I’d like to end the homily with a story. It’s one some of you may have heard before but it does a great job of reminding us what a privilege we have in becoming children of God through baptism. This sacrament unlocks access to God that was previously unthinkable and impossible.


During the American Civil War, a young soldier in the Union Army lost both
his older brother and his father in the Battle of Gettysburg. The soldier decided to go to Washington, to see President Lincoln. He wanted to ask for an exemption from military service so he could return to the family farm and help his sister and mother with the spring planting. Without his help, the planting would not be completed and his family would lose their farm. When he arrived in Washington, he went to the White House. Approaching the front gate, he asked to see the president. The guard on duty told him, “YOU can’t see the president, soldier! The president is a very busy man! Get back to the front lines, where you belong!”


Understandably crushed, the soldier wept outside the White House. In his despair he didn’t first notice a little boy staring at him. The child asked what was wrong. The soldier began to share his sad story. The little boy listened and said “I can help you.” He took the soldier by the hand and led him back through the front gate, entered a side door of the White House, where  they walked right past generals and high ranking officials, and yet no one said a word. The soldier couldn’t understand what was happening. Why didn’t anyone stop them? Finally they reached the Oval Office—where the president was working—and the little boy didn’t even knock on the door. He just walked right in and led the soldier in with him. There behind the desk was Abraham Lincoln, hard at work. The president glanced at the soldier and then looked at the boy with a smile. “Good afternoon, Tad. Can you introduce me to your friend?” And Tad Lincoln, the son of the president of the United States, said, “Dad, this soldier needs to talk to you.” The soldier pleaded his case before Mr. Lincoln and he received the exemption through the intercession of the president’s son.
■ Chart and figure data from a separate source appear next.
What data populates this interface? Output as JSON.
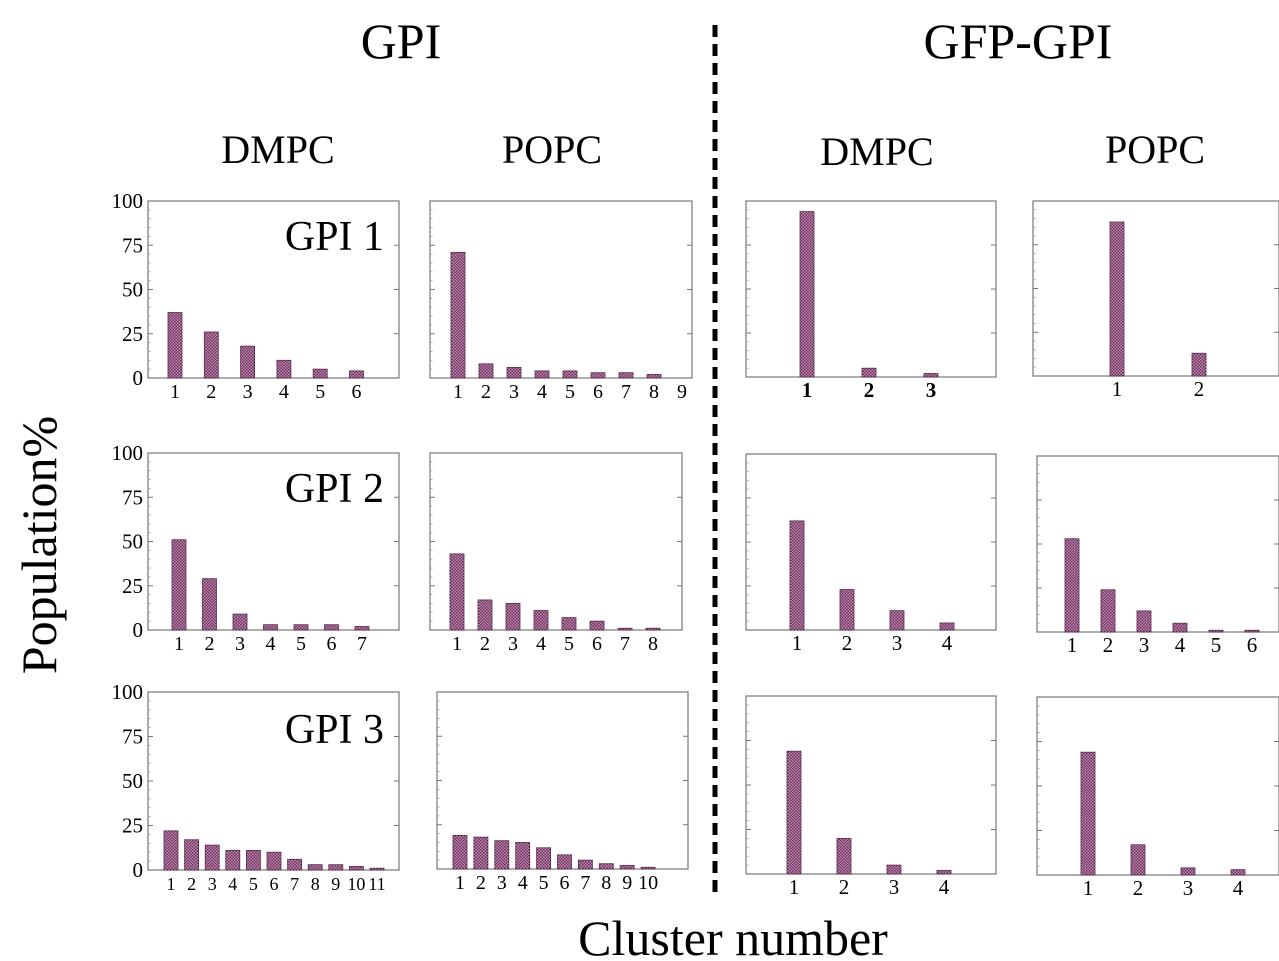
{
  "figure": {
    "group_titles": [
      "GPI",
      "GFP-GPI"
    ],
    "column_titles": [
      "DMPC",
      "POPC",
      "DMPC",
      "POPC"
    ],
    "row_labels": [
      "GPI 1",
      "GPI 2",
      "GPI 3"
    ],
    "ylabel": "Population%",
    "xlabel": "Cluster number",
    "bar_color": "#a56b93",
    "bar_edge": "#5a2a4c"
  },
  "chart_data": [
    {
      "id": "gpi1-dmpc",
      "type": "bar",
      "categories": [
        "1",
        "2",
        "3",
        "4",
        "5",
        "6"
      ],
      "values": [
        37,
        26,
        18,
        10,
        5,
        4
      ],
      "ylim": [
        0,
        100
      ],
      "yticks": [
        "0",
        "25",
        "50",
        "75",
        "100"
      ]
    },
    {
      "id": "gpi1-popc",
      "type": "bar",
      "categories": [
        "1",
        "2",
        "3",
        "4",
        "5",
        "6",
        "7",
        "8",
        "9"
      ],
      "values": [
        71,
        8,
        6,
        4,
        4,
        3,
        3,
        2,
        0
      ],
      "ylim": [
        0,
        100
      ]
    },
    {
      "id": "gfp1-dmpc",
      "type": "bar",
      "categories": [
        "1",
        "2",
        "3"
      ],
      "values": [
        94,
        5,
        2
      ],
      "ylim": [
        0,
        100
      ],
      "bold_ticks": true
    },
    {
      "id": "gfp1-popc",
      "type": "bar",
      "categories": [
        "1",
        "2"
      ],
      "values": [
        88,
        13
      ],
      "ylim": [
        0,
        100
      ]
    },
    {
      "id": "gpi2-dmpc",
      "type": "bar",
      "categories": [
        "1",
        "2",
        "3",
        "4",
        "5",
        "6",
        "7"
      ],
      "values": [
        51,
        29,
        9,
        3,
        3,
        3,
        2
      ],
      "ylim": [
        0,
        100
      ],
      "yticks": [
        "0",
        "25",
        "50",
        "75",
        "100"
      ]
    },
    {
      "id": "gpi2-popc",
      "type": "bar",
      "categories": [
        "1",
        "2",
        "3",
        "4",
        "5",
        "6",
        "7",
        "8"
      ],
      "values": [
        43,
        17,
        15,
        11,
        7,
        5,
        1,
        1
      ],
      "ylim": [
        0,
        100
      ]
    },
    {
      "id": "gfp2-dmpc",
      "type": "bar",
      "categories": [
        "1",
        "2",
        "3",
        "4"
      ],
      "values": [
        62,
        23,
        11,
        4
      ],
      "ylim": [
        0,
        100
      ]
    },
    {
      "id": "gfp2-popc",
      "type": "bar",
      "categories": [
        "1",
        "2",
        "3",
        "4",
        "5",
        "6"
      ],
      "values": [
        53,
        24,
        12,
        5,
        1,
        1
      ],
      "ylim": [
        0,
        100
      ]
    },
    {
      "id": "gpi3-dmpc",
      "type": "bar",
      "categories": [
        "1",
        "2",
        "3",
        "4",
        "5",
        "6",
        "7",
        "8",
        "9",
        "10",
        "11"
      ],
      "values": [
        22,
        17,
        14,
        11,
        11,
        10,
        6,
        3,
        3,
        2,
        1
      ],
      "ylim": [
        0,
        100
      ],
      "yticks": [
        "0",
        "25",
        "50",
        "75",
        "100"
      ]
    },
    {
      "id": "gpi3-popc",
      "type": "bar",
      "categories": [
        "1",
        "2",
        "3",
        "4",
        "5",
        "6",
        "7",
        "8",
        "9",
        "10"
      ],
      "values": [
        19,
        18,
        16,
        15,
        12,
        8,
        5,
        3,
        2,
        1
      ],
      "ylim": [
        0,
        100
      ]
    },
    {
      "id": "gfp3-dmpc",
      "type": "bar",
      "categories": [
        "1",
        "2",
        "3",
        "4"
      ],
      "values": [
        69,
        20,
        5,
        2
      ],
      "ylim": [
        0,
        100
      ]
    },
    {
      "id": "gfp3-popc",
      "type": "bar",
      "categories": [
        "1",
        "2",
        "3",
        "4"
      ],
      "values": [
        69,
        17,
        4,
        3
      ],
      "ylim": [
        0,
        100
      ]
    }
  ]
}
Friends, God loves each of you, right here and right now. As his children, his door is always open to you for anything. We do not and cannot earn that love. It is being showered on us constantly, if we stop and receive it. But it’s not just about receiving for ourselves. We also must share the love God has for us by helping to lead others to our father where he can help and heal them. We are called to do this before being asked, before others have done good or bad, whether or not they deserve our favor and encouragement.


And after loving others, after creating an atmosphere of encouragement, kindness, and charity; pray and thank God, and do it all over again, knowing that this is how God cares for us every day as his beloved sons and daughters!